PROBLEM LINK:
TCPC - YET ANOTHER STAIRCASE PROBLEM
Author: Om Bindal
Editorialist: Om Bindal
DIFFICULTY:
MEDIUM
PREREQUISITES:
Distributive DP, Math
Problem Statement:
Count the number of ways to reach Nth cell. Chef is given K non intersecting segments [L_1,R_1], [L_2,R_2],..., [L_K,R_K]. K is less than or equal to 10. Let S be the union of all integers contained in these K segments. When Chef is on cell i, he can pick an integer d from S and move to cell i+d. Chef cannot move past Nth cell.
EXPLANATION:
First, the naivest solution is a Dynamic Programming (DP) where f_i := the number of ways to go to Cell i, and check all the possible move for each i, but this needs a time complexity of \mathrm{O}(N^2)

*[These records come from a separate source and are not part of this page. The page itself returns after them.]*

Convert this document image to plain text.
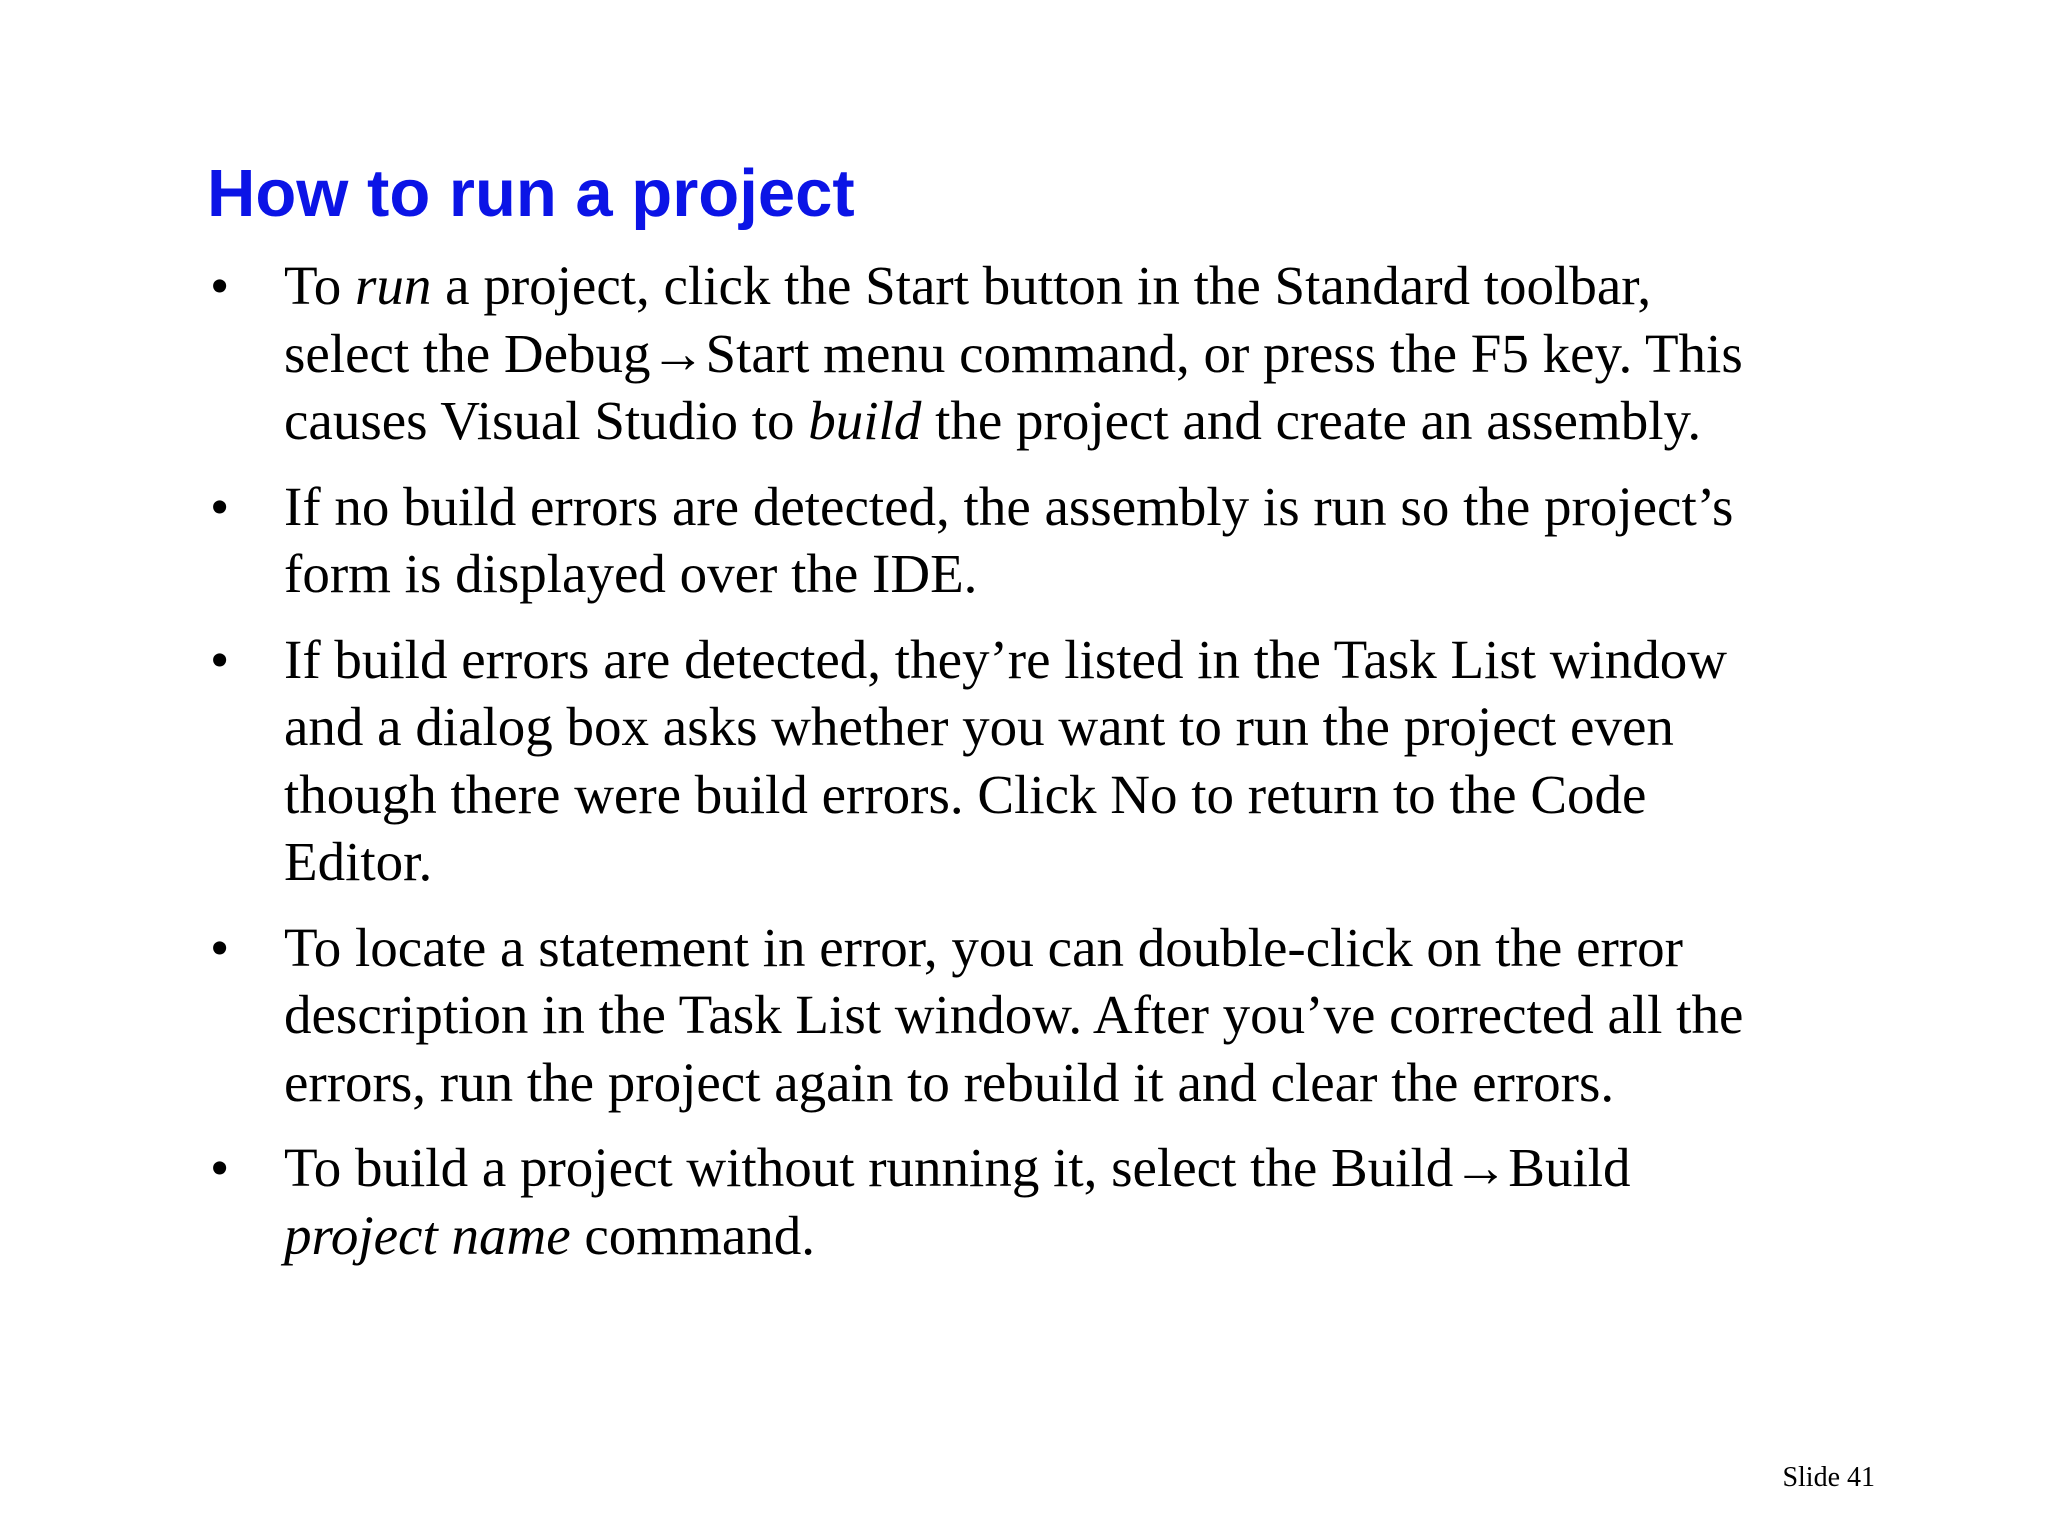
How to run a project
• To run a project, click the Start button in the Standard toolbar, select the Debug→Start menu command, or press the F5 key. This causes Visual Studio to build the project and create an assembly.
• If no build errors are detected, the assembly is run so the project’s form is displayed over the IDE.
• If build errors are detected, they’re listed in the Task List window and a dialog box asks whether you want to run the project even though there were build errors. Click No to return to the Code Editor.
• To locate a statement in error, you can double-click on the error description in the Task List window. After you’ve corrected all the errors, run the project again to rebuild it and clear the errors.
• To build a project without running it, select the Build→Build
project name command.
Slide 41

Let us consider optimizing by making use of the fact that the ways of moving can be written as a sum of small number of segments (S=\cup [l_j,r_j] ). This can be solved either in so-called “distributing DP” or “receiving DP.” This time, let’s understand distributing DP.
Assume that we have already obtained the values until f_i . When transiting from i, for all d \in S, we want to add f_i to f_{i+d} .
Here, we want to use the fact that the difference of neighboring values of f changes at O(K) positions. Let a_i = f_{i} - f_{i-1}, then this can be optimized by performing the operations of a_{i + l_j} := a_{i + l_j} + f_i, a_{i + r_j + 1} := a_{i + r_j + 1} - f_i for each j, and then restore f by f_i = f_{i-1} + a_i .
The total time complexity is \mathrm{O}(KN) .
Note that it is known that this problem can be solved in a total of \mathrm{O}(N \log N) time even when the transitions cannot be written as a sum of small number of segments.
SOLUTIONS:
Setter's Solution
#include<bits/stdc++.h>
using namespace std;
#define ll long long
#define vi vector<int>
#define vpii vector<pair<int,int>>
#define pii pair<int,int>
#define ff first
#define ss second
#define endl "\n"
#define print(x) cout<<x<<endl
#define printt(x,y) cout<<x<<" "<<y<<"\n"
#define pb push_back
#define all(v) v.begin(),v.end()
#define vvi vector<vector<int>>
#define sz(x) (int)x.size()
#define maxq priority_queue<int>
#define minq priority_queue<int,vector<int>,greater<int>>
const int M = 1e9 + 7;
const int N = 200005;
int32_t main() {
int n;
cin >> n;
int k;
cin >> k;
vector<pii> ranges(k);
for (auto &r : ranges)
cin >> r.first >> r.second;
sort(all(ranges));
vector<ll> dp(n + 1, 0);
vector<ll> sum(k, 0);
dp[1] = 1;
for (int i = 1; i <= n; ++i) {
for (int j = 0; j < k; ++j) {
dp[i] += sum[j];
dp[i] %= M;
}
for (int j = 0; j < k; ++j) {
if (i - ranges[j].first + 1 > 0) {
sum[j] += dp[i - ranges[j].first + 1];
sum[j] %= M;
}
if (i - ranges[j].second > 0) {
sum[j] -= dp[i - ranges[j].second];
sum[j] = (sum[j] + M) % M;
}
}
}
cout << dp[n] << endl;
return 0;
}